Nice and way cheaper then actual flayed ones.. and props for the Robotech reference…lol go Minmay.
Awesome and simple conversion!
Don’t forget to drape green-stuff over them (ie, place it on the model and then pull it apart, to make it stretch out and snag of protusions). It looks great when it gets painted up as flesh..
You could make some claws like this cheap using plasticard instead of hormagaunt claws. Cheapest way is just buy some ‘for sale’ signs from a big box store. Cut some slivers from it and sharpen them down.
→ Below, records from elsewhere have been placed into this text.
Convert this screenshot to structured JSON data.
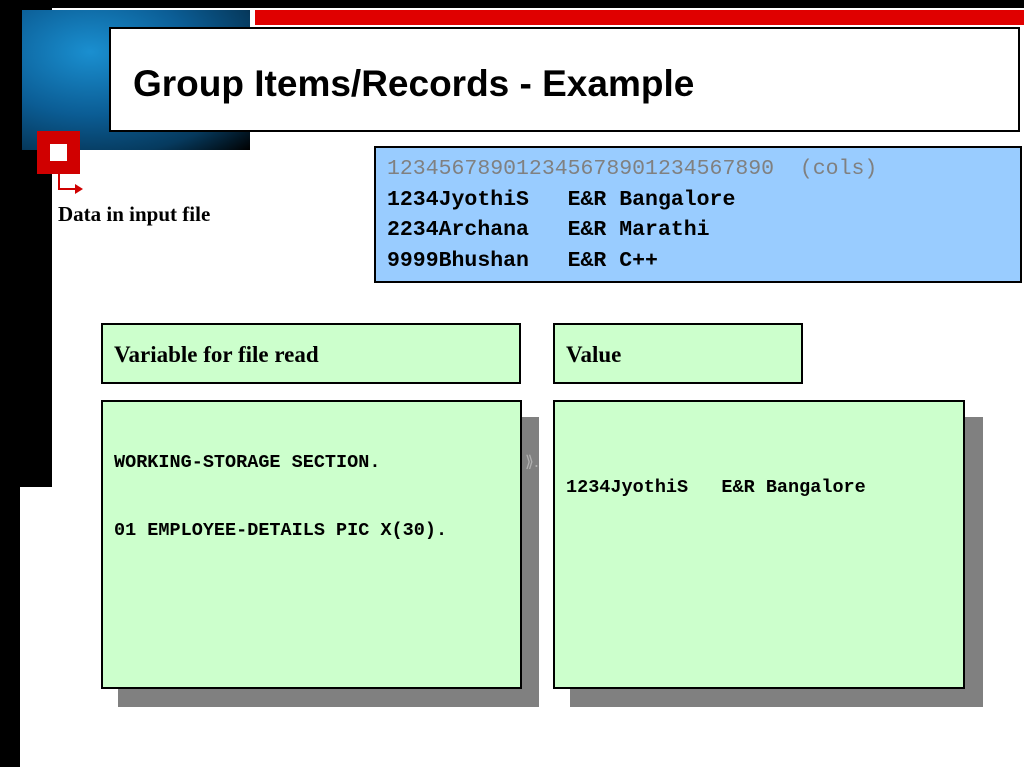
{
  "slide": {
    "title": "Group Items/Records - Example",
    "bullet_label": "Data in input file"
  },
  "input_file": {
    "ruler": "123456789012345678901234567890  (cols)",
    "records": [
      "1234JyothiS   E&R Bangalore",
      "2234Archana   E&R Marathi",
      "9999Bhushan   E&R C++"
    ]
  },
  "variable_panel": {
    "header": "Variable for file read",
    "code_lines": [
      "WORKING-STORAGE SECTION.",
      "01 EMPLOYEE-DETAILS PIC X(30)."
    ]
  },
  "value_panel": {
    "header": "Value",
    "value": "1234JyothiS   E&R Bangalore"
  },
  "colors": {
    "accent_red": "#e00000",
    "data_box_blue": "#99ccff",
    "panel_green": "#ccffcc",
    "shadow_gray": "#808080",
    "ruler_gray": "#808080"
  },
  "icons": [
    "bullet-square-icon",
    "corner-arrow-icon"
  ]
}
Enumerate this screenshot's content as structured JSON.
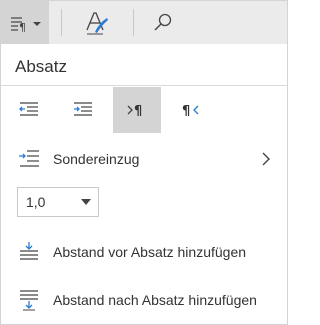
{
  "toolbar": {
    "items": [
      {
        "icon": "paragraph-format-icon",
        "active": true,
        "has_dropdown": true
      },
      {
        "icon": "text-style-icon",
        "active": false
      },
      {
        "icon": "search-icon",
        "active": false
      }
    ]
  },
  "section": {
    "title": "Absatz"
  },
  "indent_row": {
    "buttons": [
      {
        "icon": "decrease-indent-icon",
        "selected": false
      },
      {
        "icon": "increase-indent-icon",
        "selected": false
      },
      {
        "icon": "left-to-right-paragraph-icon",
        "selected": true
      },
      {
        "icon": "right-to-left-paragraph-icon",
        "selected": false
      }
    ]
  },
  "special_indent": {
    "label": "Sondereinzug",
    "icon": "special-indent-icon"
  },
  "line_spacing": {
    "value": "1,0"
  },
  "space_before": {
    "label": "Abstand vor Absatz hinzufügen",
    "icon": "space-before-icon"
  },
  "space_after": {
    "label": "Abstand nach Absatz hinzufügen",
    "icon": "space-after-icon"
  },
  "colors": {
    "accent": "#2b7cd3",
    "toolbar_bg": "#ebebeb",
    "selected_bg": "#d4d4d4",
    "text": "#333333"
  }
}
Used to do this for mordheim weapons and also made my own bone swords back in the day.
Oh you old school guys! “I made a rhino out of a banana, and I liked it!” 🙂
I like this one, Aaron; I’d been looking at doing something similar, as I wanted to try out a couple big blocks of Flayed Ones but didn’t want to sink an insane amount of money.
Thanks!
another simple way that yields great results is use warriors cut off wrists up to where 2 smaller pipes start. then cut axe bayonet off and attatch for an axe arm. for other arm use a spare sword or plasticard piece to be some kind of stabby bit.